Der PF muss sich nun in der Praxis bewähren. Er steht vor einigen Herausforderungen. Vordringliches Ziel im Jahr 2023 ist es, den Fonds in Gang zu setzen. Die erste Ausschreibung im Bereich Labore, Surveillance und Kapazitätsbildung wird bereits im Juli zu ersten Finanzierungsentscheidungen führen und die Umsetzung der Vorhaben dann direkt starten.
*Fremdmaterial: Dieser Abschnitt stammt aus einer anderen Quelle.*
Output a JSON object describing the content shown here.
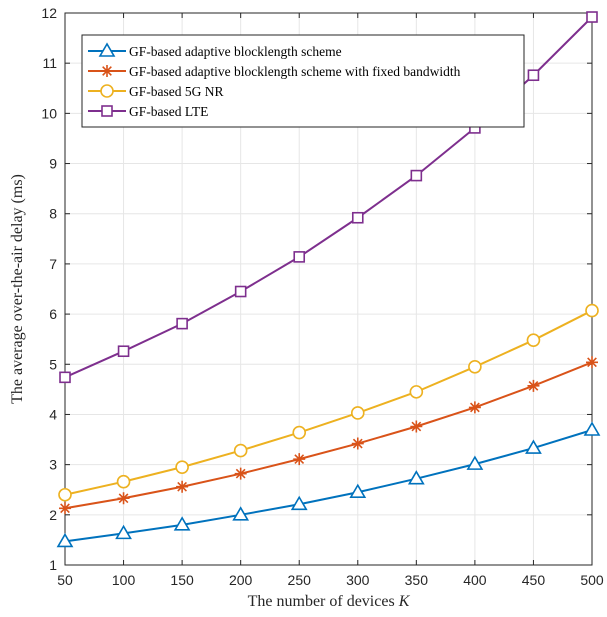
{
  "chart_data": {
    "type": "line",
    "xlabel": "The number of devices",
    "xlabel_var": "K",
    "ylabel": "The average over-the-air delay (ms)",
    "xlim": [
      50,
      500
    ],
    "ylim": [
      1,
      12
    ],
    "xticks": [
      50,
      100,
      150,
      200,
      250,
      300,
      350,
      400,
      450,
      500
    ],
    "yticks": [
      1,
      2,
      3,
      4,
      5,
      6,
      7,
      8,
      9,
      10,
      11,
      12
    ],
    "grid": true,
    "legend_position": "top-left",
    "x": [
      50,
      100,
      150,
      200,
      250,
      300,
      350,
      400,
      450,
      500
    ],
    "series": [
      {
        "name": "GF-based adaptive blocklength scheme",
        "marker": "triangle",
        "color": "#0072BD",
        "values": [
          1.47,
          1.63,
          1.8,
          2.0,
          2.21,
          2.45,
          2.72,
          3.01,
          3.33,
          3.69
        ]
      },
      {
        "name": "GF-based adaptive blocklength scheme with fixed bandwidth",
        "marker": "asterisk",
        "color": "#D95319",
        "values": [
          2.13,
          2.33,
          2.56,
          2.82,
          3.11,
          3.42,
          3.76,
          4.14,
          4.57,
          5.04
        ]
      },
      {
        "name": "GF-based 5G NR",
        "marker": "circle",
        "color": "#EDB120",
        "values": [
          2.4,
          2.66,
          2.95,
          3.28,
          3.64,
          4.03,
          4.45,
          4.95,
          5.48,
          6.07
        ]
      },
      {
        "name": "GF-based LTE",
        "marker": "square",
        "color": "#7E2F8E",
        "values": [
          4.74,
          5.26,
          5.81,
          6.45,
          7.14,
          7.92,
          8.76,
          9.71,
          10.76,
          11.92
        ]
      }
    ]
  }
}
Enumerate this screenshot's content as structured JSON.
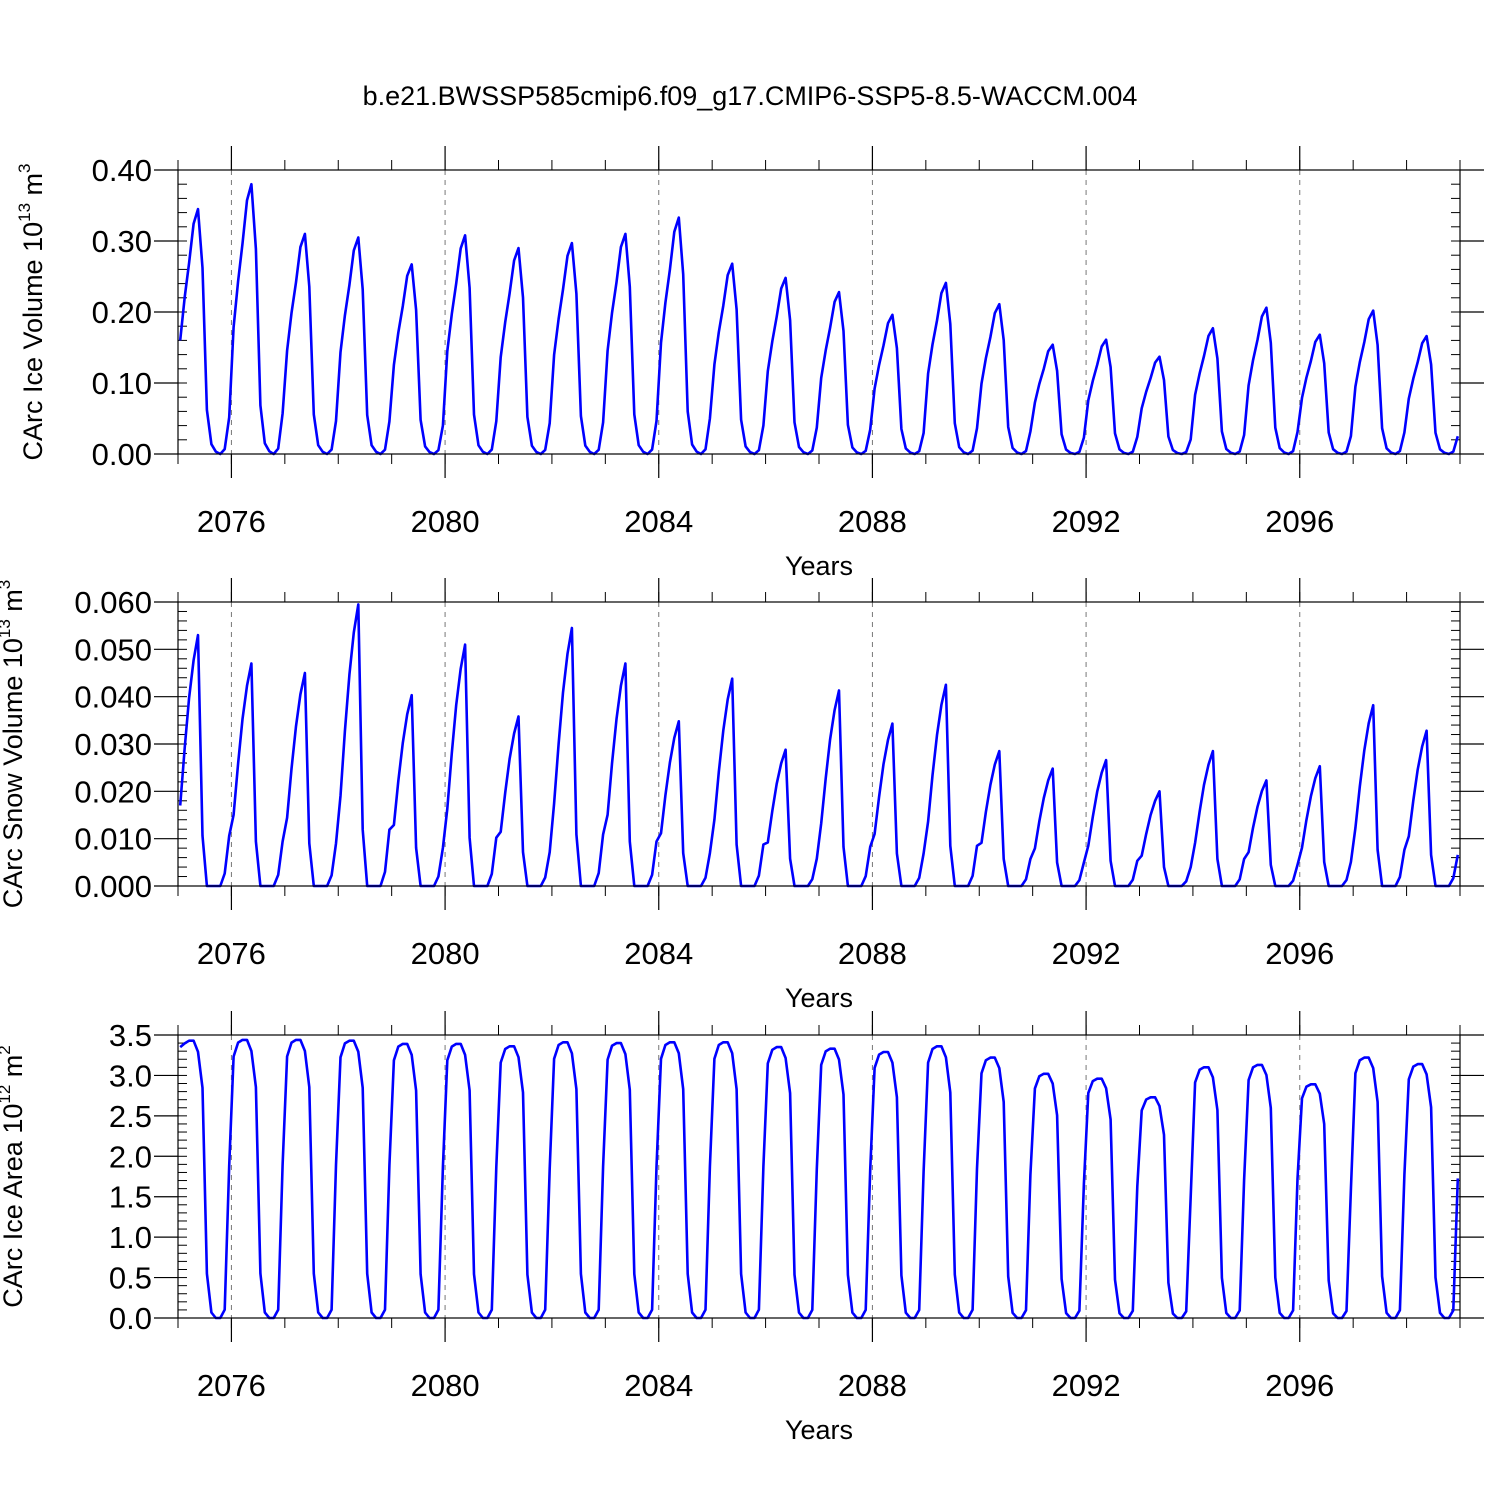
{
  "title": "b.e21.BWSSP585cmip6.f09_g17.CMIP6-SSP5-8.5-WACCM.004",
  "line_color": "#0000ff",
  "chart_data": [
    {
      "type": "line",
      "ylabel_main": "CArc Ice Volume 10",
      "ylabel_exp": "13",
      "ylabel_unit": " m",
      "ylabel_unit_exp": "3",
      "xlabel": "Years",
      "xlim": [
        2075,
        2099
      ],
      "ylim": [
        0,
        0.4
      ],
      "yticks": [
        "0.00",
        "0.10",
        "0.20",
        "0.30",
        "0.40"
      ],
      "yticks_values": [
        0,
        0.1,
        0.2,
        0.3,
        0.4
      ],
      "xticks": [
        "2076",
        "2080",
        "2084",
        "2088",
        "2092",
        "2096"
      ],
      "xticks_values": [
        2076,
        2080,
        2084,
        2088,
        2092,
        2096
      ],
      "grid": "dashed vertical at major x ticks",
      "cycle": {
        "start_year": 2075,
        "peaks": [
          0.345,
          0.38,
          0.31,
          0.305,
          0.267,
          0.308,
          0.29,
          0.297,
          0.31,
          0.333,
          0.268,
          0.248,
          0.228,
          0.196,
          0.241,
          0.211,
          0.154,
          0.161,
          0.137,
          0.177,
          0.206,
          0.168,
          0.202,
          0.166
        ],
        "pattern": [
          0.47,
          0.64,
          0.78,
          0.94,
          1.0,
          0.76,
          0.18,
          0.04,
          0.01,
          0.0,
          0.02,
          0.15
        ],
        "start_value": 0.16
      }
    },
    {
      "type": "line",
      "ylabel_main": "CArc Snow Volume 10",
      "ylabel_exp": "13",
      "ylabel_unit": " m",
      "ylabel_unit_exp": "3",
      "xlabel": "Years",
      "xlim": [
        2075,
        2099
      ],
      "ylim": [
        0,
        0.06
      ],
      "yticks": [
        "0.000",
        "0.010",
        "0.020",
        "0.030",
        "0.040",
        "0.050",
        "0.060"
      ],
      "yticks_values": [
        0,
        0.01,
        0.02,
        0.03,
        0.04,
        0.05,
        0.06
      ],
      "xticks": [
        "2076",
        "2080",
        "2084",
        "2088",
        "2092",
        "2096"
      ],
      "xticks_values": [
        2076,
        2080,
        2084,
        2088,
        2092,
        2096
      ],
      "grid": "dashed vertical at major x ticks",
      "cycle": {
        "start_year": 2075,
        "peaks": [
          0.053,
          0.047,
          0.045,
          0.0595,
          0.0403,
          0.051,
          0.0358,
          0.0545,
          0.047,
          0.0348,
          0.0438,
          0.0288,
          0.0413,
          0.0343,
          0.0425,
          0.0285,
          0.0248,
          0.0266,
          0.02,
          0.0285,
          0.0223,
          0.0253,
          0.0382,
          0.0328
        ],
        "pattern": [
          0.32,
          0.55,
          0.75,
          0.9,
          1.0,
          0.2,
          0.0,
          0.0,
          0.0,
          0.0,
          0.05,
          0.2
        ],
        "start_value": 0.017
      }
    },
    {
      "type": "line",
      "ylabel_main": "CArc Ice Area 10",
      "ylabel_exp": "12",
      "ylabel_unit": " m",
      "ylabel_unit_exp": "2",
      "xlabel": "Years",
      "xlim": [
        2075,
        2099
      ],
      "ylim": [
        0,
        3.5
      ],
      "yticks": [
        "0.0",
        "0.5",
        "1.0",
        "1.5",
        "2.0",
        "2.5",
        "3.0",
        "3.5"
      ],
      "yticks_values": [
        0,
        0.5,
        1.0,
        1.5,
        2.0,
        2.5,
        3.0,
        3.5
      ],
      "xticks": [
        "2076",
        "2080",
        "2084",
        "2088",
        "2092",
        "2096"
      ],
      "xticks_values": [
        2076,
        2080,
        2084,
        2088,
        2092,
        2096
      ],
      "grid": "dashed vertical at major x ticks",
      "cycle": {
        "start_year": 2075,
        "peaks": [
          3.43,
          3.44,
          3.44,
          3.43,
          3.39,
          3.39,
          3.36,
          3.41,
          3.4,
          3.41,
          3.41,
          3.35,
          3.33,
          3.29,
          3.36,
          3.22,
          3.02,
          2.96,
          2.73,
          3.1,
          3.13,
          2.89,
          3.22,
          3.14
        ],
        "pattern": [
          0.94,
          0.99,
          1.0,
          1.0,
          0.96,
          0.83,
          0.16,
          0.02,
          0.0,
          0.0,
          0.03,
          0.55
        ],
        "start_value": 3.35
      }
    }
  ]
}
Die Aufgabe, die bestehenden Lücken in der PPR-Finanzierung nachhaltig zu schließen und Maßnahmen richtig auszubalancieren, ist besonders schwierig. Unter anderem müssen:

  • diese Lücken und (Pandemie-)Risiken noch klarer identifiziert und priorisiert werden.
  • die Maßnahmen echte Anreize setzen, andererseits aber Mitnahmeeffekte verhindern. Das kann nur in Abhängigkeit von der Leistungsfähigkeit der jeweiligen Partner geschehen. Ärmere Länder mit schwachen Strukturen werden möglicherweise deutlich stärkere Unterstützung benötigen, als bisher für sie vorgesehen ist – zum Beispiel in Form von Beratung bei der Konzipierung von Vorsorgemaßnahmen und bei ihrer Umsetzung.
  • von den Ländern getragene, zugleich aber auch regionale und bisweilen globale Ansätze verfolgt und finanziert werden. Gerade letztere werden auch von den Fortschritten, die das internationale Rahmenwerk bei den bestehenden internationalen Gesundheitsvorschriften und dem künftigen Pandemieabkommen machen wird, abhängen.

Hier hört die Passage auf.